After that, just remove one of the "foo" templates. So, the code to check for compilation is this:

[CODE]
#include<iostream>

template<typename T>
void foo(T&)
{
               std::cout << "non-const";
}

void bar() { }

int main()
{
               typedef void (*f_ptr)(); //create a typedef for functions like bar
                                                               //taking no arguments and having return type as void.
               foo<const f_ptr>(bar); //1
               foo<f_ptr>(bar); //2
}


If you removed the second template, code compiles fine. But if you kept the second one and removed the first one, you will see that the compilation fails for mis-match in the argument type in statement "//2".

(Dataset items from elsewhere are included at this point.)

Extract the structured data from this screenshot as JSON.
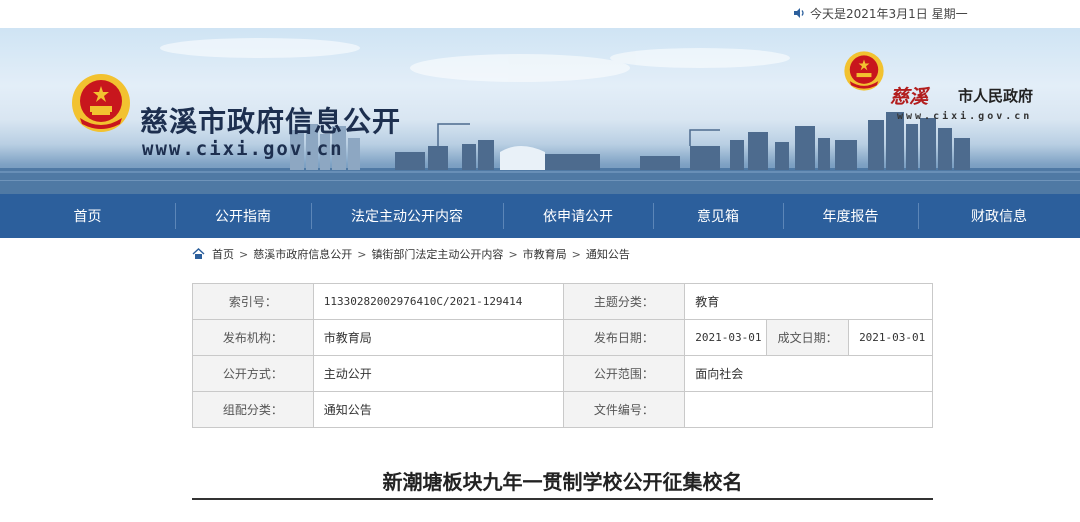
{
  "topbar": {
    "date_text": "今天是2021年3月1日 星期一"
  },
  "header": {
    "site_title": "慈溪市政府信息公开",
    "site_url": "www.cixi.gov.cn",
    "right_logo_name": "慈溪",
    "right_logo_sub": "市人民政府",
    "right_url": "www.cixi.gov.cn"
  },
  "nav": {
    "items": [
      {
        "label": "首页"
      },
      {
        "label": "公开指南"
      },
      {
        "label": "法定主动公开内容"
      },
      {
        "label": "依申请公开"
      },
      {
        "label": "意见箱"
      },
      {
        "label": "年度报告"
      },
      {
        "label": "财政信息"
      }
    ]
  },
  "breadcrumb": {
    "items": [
      "首页",
      "慈溪市政府信息公开",
      "镇街部门法定主动公开内容",
      "市教育局",
      "通知公告"
    ],
    "separator": ">"
  },
  "info": {
    "index_label": "索引号：",
    "index_value": "11330282002976410C/2021-129414",
    "topic_label": "主题分类：",
    "topic_value": "教育",
    "org_label": "发布机构：",
    "org_value": "市教育局",
    "pubdate_label": "发布日期：",
    "pubdate_value": "2021-03-01",
    "created_label": "成文日期：",
    "created_value": "2021-03-01",
    "method_label": "公开方式：",
    "method_value": "主动公开",
    "scope_label": "公开范围：",
    "scope_value": "面向社会",
    "category_label": "组配分类：",
    "category_value": "通知公告",
    "docno_label": "文件编号：",
    "docno_value": ""
  },
  "article": {
    "title": "新潮塘板块九年一贯制学校公开征集校名"
  },
  "colors": {
    "nav_bg": "#2c5f9c",
    "emblem_red": "#c8161d",
    "emblem_gold": "#f2c230"
  }
}
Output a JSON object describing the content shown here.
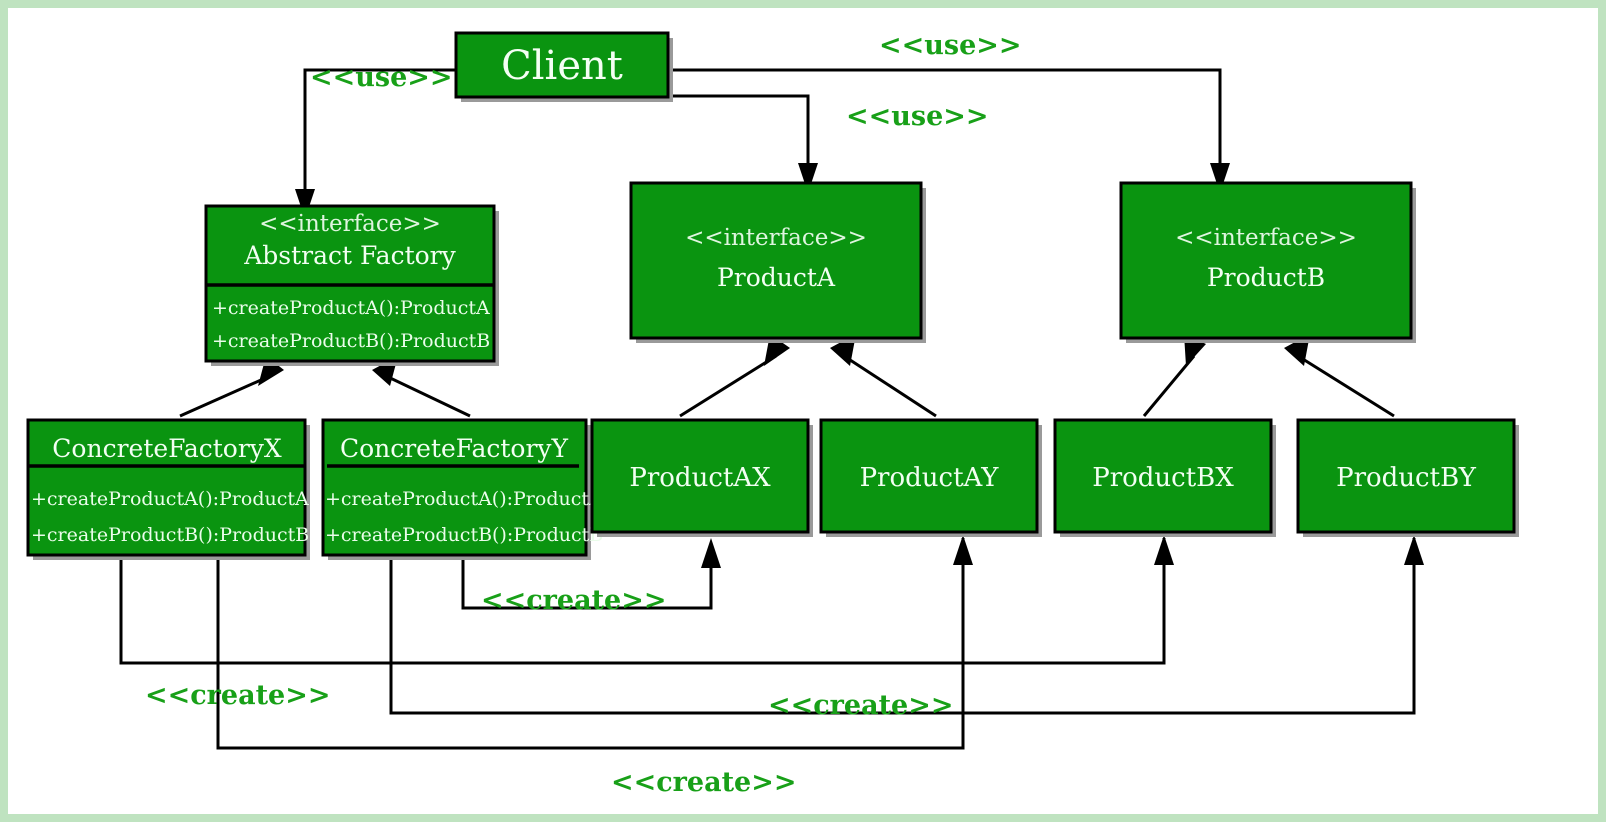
{
  "diagram": {
    "kind": "uml-class-diagram",
    "title_pattern": "Abstract Factory",
    "colors": {
      "page_border": "#bfe3c0",
      "canvas": "#ffffff",
      "box_fill": "#0a9410",
      "box_stroke": "#000000",
      "box_text": "#f2fff2",
      "relation_label": "#18a018",
      "edge": "#000000"
    },
    "stereotype_interface": "<<interface>>",
    "classes": {
      "client": {
        "name": "Client",
        "stereotype": "",
        "members": []
      },
      "abstract_factory": {
        "name": "Abstract Factory",
        "stereotype": "<<interface>>",
        "members": [
          "+createProductA():ProductA",
          "+createProductB():ProductB"
        ]
      },
      "product_a": {
        "name": "ProductA",
        "stereotype": "<<interface>>",
        "members": []
      },
      "product_b": {
        "name": "ProductB",
        "stereotype": "<<interface>>",
        "members": []
      },
      "concrete_factory_x": {
        "name": "ConcreteFactoryX",
        "stereotype": "",
        "members": [
          "+createProductA():ProductA",
          "+createProductB():ProductB"
        ]
      },
      "concrete_factory_y": {
        "name": "ConcreteFactoryY",
        "stereotype": "",
        "members": [
          "+createProductA():ProductA",
          "+createProductB():ProductB"
        ]
      },
      "product_ax": {
        "name": "ProductAX",
        "stereotype": "",
        "members": []
      },
      "product_ay": {
        "name": "ProductAY",
        "stereotype": "",
        "members": []
      },
      "product_bx": {
        "name": "ProductBX",
        "stereotype": "",
        "members": []
      },
      "product_by": {
        "name": "ProductBY",
        "stereotype": "",
        "members": []
      }
    },
    "relations": {
      "use_label": "<<use>>",
      "create_label": "<<create>>",
      "labels": {
        "use_client_to_abstract_factory": "<<use>>",
        "use_client_to_product_b": "<<use>>",
        "use_client_to_product_a": "<<use>>",
        "create_y_to_ax": "<<create>>",
        "create_x_to_ay": "<<create>>",
        "create_x_to_bx": "<<create>>",
        "create_y_to_by": "<<create>>"
      },
      "generalizations": [
        {
          "from": "ConcreteFactoryX",
          "to": "Abstract Factory"
        },
        {
          "from": "ConcreteFactoryY",
          "to": "Abstract Factory"
        },
        {
          "from": "ProductAX",
          "to": "ProductA"
        },
        {
          "from": "ProductAY",
          "to": "ProductA"
        },
        {
          "from": "ProductBX",
          "to": "ProductB"
        },
        {
          "from": "ProductBY",
          "to": "ProductB"
        }
      ],
      "dependencies": [
        {
          "from": "Client",
          "to": "Abstract Factory",
          "label": "<<use>>"
        },
        {
          "from": "Client",
          "to": "ProductA",
          "label": "<<use>>"
        },
        {
          "from": "Client",
          "to": "ProductB",
          "label": "<<use>>"
        },
        {
          "from": "ConcreteFactoryX",
          "to": "ProductAY",
          "label": "<<create>>"
        },
        {
          "from": "ConcreteFactoryX",
          "to": "ProductBX",
          "label": "<<create>>"
        },
        {
          "from": "ConcreteFactoryY",
          "to": "ProductAX",
          "label": "<<create>>"
        },
        {
          "from": "ConcreteFactoryY",
          "to": "ProductBY",
          "label": "<<create>>"
        }
      ]
    }
  }
}
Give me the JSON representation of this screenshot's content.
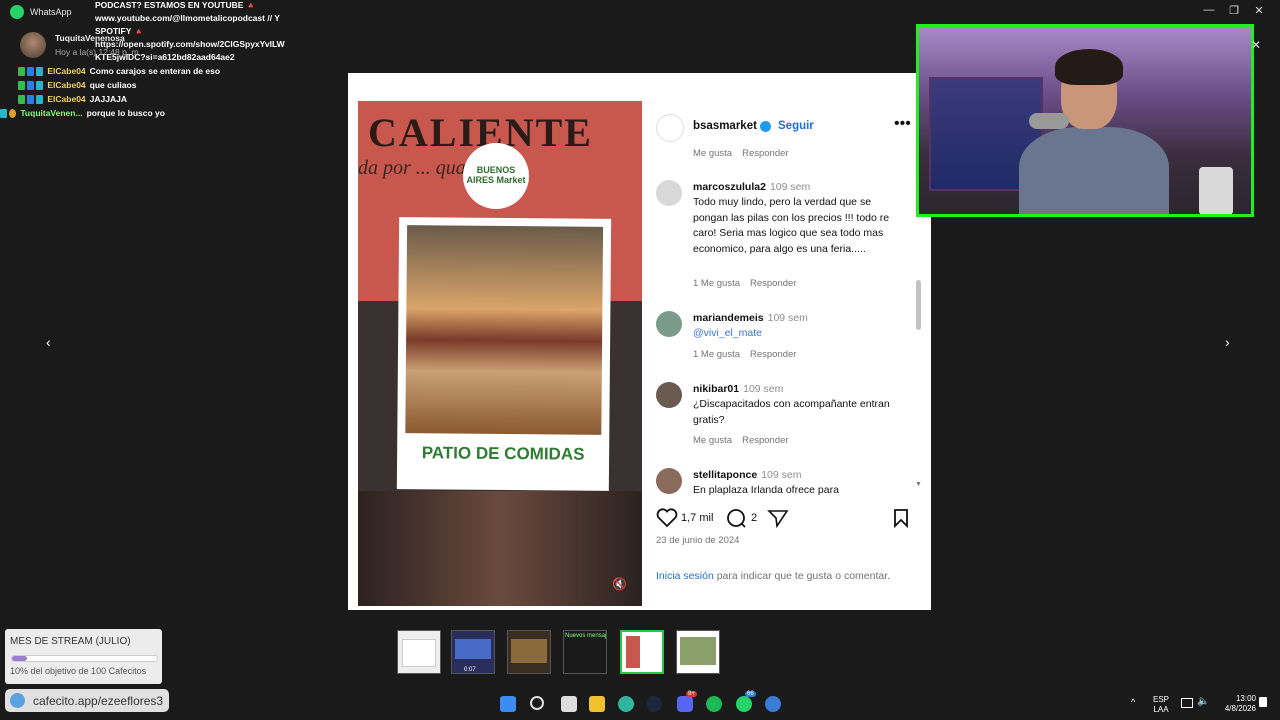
{
  "window": {
    "title": "WhatsApp",
    "minimize": "—",
    "restore": "❐",
    "close": "✕"
  },
  "overlay_top": {
    "line1": "PODCAST? ESTAMOS EN YOUTUBE 🔺",
    "line2": "www.youtube.com/@llmometalicopodcast // Y",
    "line3": "SPOTIFY 🔺",
    "line4": "https://open.spotify.com/show/2ClGSpyxYvlLW",
    "line5": "KTE5jwIDC?si=a612bd82aad64ae2",
    "contact_name": "TuquitaVenenosa",
    "contact_time": "Hoy a la(s) 12:48 p. m."
  },
  "chat": [
    {
      "user": "ElCabe04",
      "text": "Como carajos se enteran de eso"
    },
    {
      "user": "ElCabe04",
      "text": "que culiaos"
    },
    {
      "user": "ElCabe04",
      "text": "JAJJAJA"
    },
    {
      "user": "TuquitaVenen...",
      "text": "porque lo busco yo"
    }
  ],
  "post": {
    "image_heading": "CALIENTE",
    "image_sub": "da por ... qualable c",
    "logo_text": "BUENOS AIRES Market",
    "caption": "PATIO DE COMIDAS",
    "mute_icon": "🔇"
  },
  "header": {
    "user": "bsasmarket",
    "follow": "Seguir",
    "more": "•••"
  },
  "top_partial": {
    "likes": "Me gusta",
    "reply": "Responder"
  },
  "comments": [
    {
      "user": "marcoszulula2",
      "time": "109 sem",
      "text": "Todo muy lindo, pero la verdad que se pongan las pilas con los precios !!! todo re caro! Seria mas logico que sea todo mas economico, para algo es una feria.....",
      "likes": "1 Me gusta",
      "reply": "Responder"
    },
    {
      "user": "mariandemeis",
      "time": "109 sem",
      "text": "@vivi_el_mate",
      "likes": "1 Me gusta",
      "reply": "Responder"
    },
    {
      "user": "nikibar01",
      "time": "109 sem",
      "text": "¿Discapacitados con acompañante entran gratis?",
      "likes": "Me gusta",
      "reply": "Responder"
    },
    {
      "user": "stellitaponce",
      "time": "109 sem",
      "text": "En plaplaza Irlanda ofrece para",
      "likes": "",
      "reply": ""
    }
  ],
  "actions": {
    "likes": "1,7 mil",
    "comments": "2",
    "date": "23 de junio de 2024"
  },
  "login": {
    "link": "Inicia sesión",
    "rest": " para indicar que te gusta o comentar."
  },
  "nav": {
    "prev": "‹",
    "next": "›"
  },
  "goal": {
    "title": "MES DE STREAM (JULIO)",
    "text": "10% del objetivo de 100 Cafecitos",
    "progress": 0.1,
    "fill_color": "#9b7dd4"
  },
  "cafecito": {
    "text": "cafecito.app/ezeeflores3"
  },
  "thumbs": [
    {
      "label": ""
    },
    {
      "label": "0:07"
    },
    {
      "label": ""
    },
    {
      "label": "Nuevos mensaj"
    },
    {
      "label": ""
    },
    {
      "label": ""
    }
  ],
  "taskbar": {
    "discord_badge": "9+",
    "whatsapp_badge": "66",
    "lang1": "ESP",
    "lang2": "LAA",
    "time": "13:00",
    "date": "4/8/2026",
    "caret": "^"
  },
  "colors": {
    "webcam_border": "#22ee22",
    "link_blue": "#1d6fd6",
    "chat_user": "#f2d25c"
  }
}
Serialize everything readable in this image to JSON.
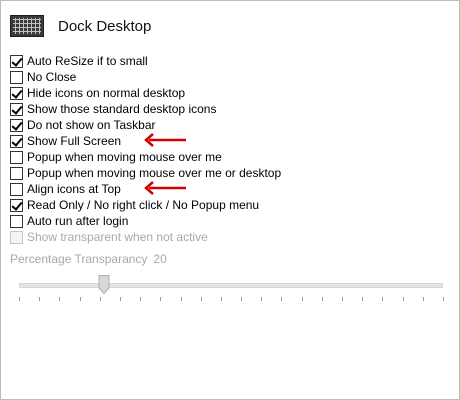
{
  "app": {
    "title": "Dock Desktop",
    "icon": "desktop-grid-icon"
  },
  "options": [
    {
      "label": "Auto ReSize if to small",
      "checked": true,
      "disabled": false,
      "annotated": false
    },
    {
      "label": "No Close",
      "checked": false,
      "disabled": false,
      "annotated": false
    },
    {
      "label": "Hide icons on normal desktop",
      "checked": true,
      "disabled": false,
      "annotated": false
    },
    {
      "label": "Show those standard desktop icons",
      "checked": true,
      "disabled": false,
      "annotated": false
    },
    {
      "label": "Do not show on Taskbar",
      "checked": true,
      "disabled": false,
      "annotated": false
    },
    {
      "label": "Show Full Screen",
      "checked": true,
      "disabled": false,
      "annotated": true
    },
    {
      "label": "Popup when moving mouse over me",
      "checked": false,
      "disabled": false,
      "annotated": false
    },
    {
      "label": "Popup when moving mouse over me or desktop",
      "checked": false,
      "disabled": false,
      "annotated": false
    },
    {
      "label": "Align icons at Top",
      "checked": false,
      "disabled": false,
      "annotated": true
    },
    {
      "label": "Read Only / No right click / No Popup menu",
      "checked": true,
      "disabled": false,
      "annotated": false
    },
    {
      "label": "Auto run after login",
      "checked": false,
      "disabled": false,
      "annotated": false
    },
    {
      "label": "Show transparent when not active",
      "checked": false,
      "disabled": true,
      "annotated": false
    }
  ],
  "transparency": {
    "label": "Percentage Transparancy",
    "value": "20",
    "slider_min": 0,
    "slider_max": 100,
    "slider_value": 20,
    "tick_count": 22,
    "disabled": true
  },
  "colors": {
    "annotation_arrow": "#d40000",
    "disabled_text": "#a8a8a8"
  }
}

Problem solved. Isn't it? What does this tell about the argument "bar" ? It tells that it is a constant. And hence the call in the initial sample code would resolve to the template instance having the argument type declared const. It is in a way similar to any other type constants, for example 5, 100, 2000 are integral constants, they are literals. And when you declare something as say int i; here i is a variable that can be modified. but 5, 100, or 2000 cannot be. In our initial code, both the templates were capable of instantiating the right function for the argument. In both's presence, the argument match has to be exact and hence instantiation happens from the const one but in its absense the instantiation can happen even with the non-const one as the call can help the template to instantiate over type const f_ptr instead of just f_ptr (which is the case for the const one).

Functions pointers when being passed by taking the address of the function directly is a value of const function pointer type.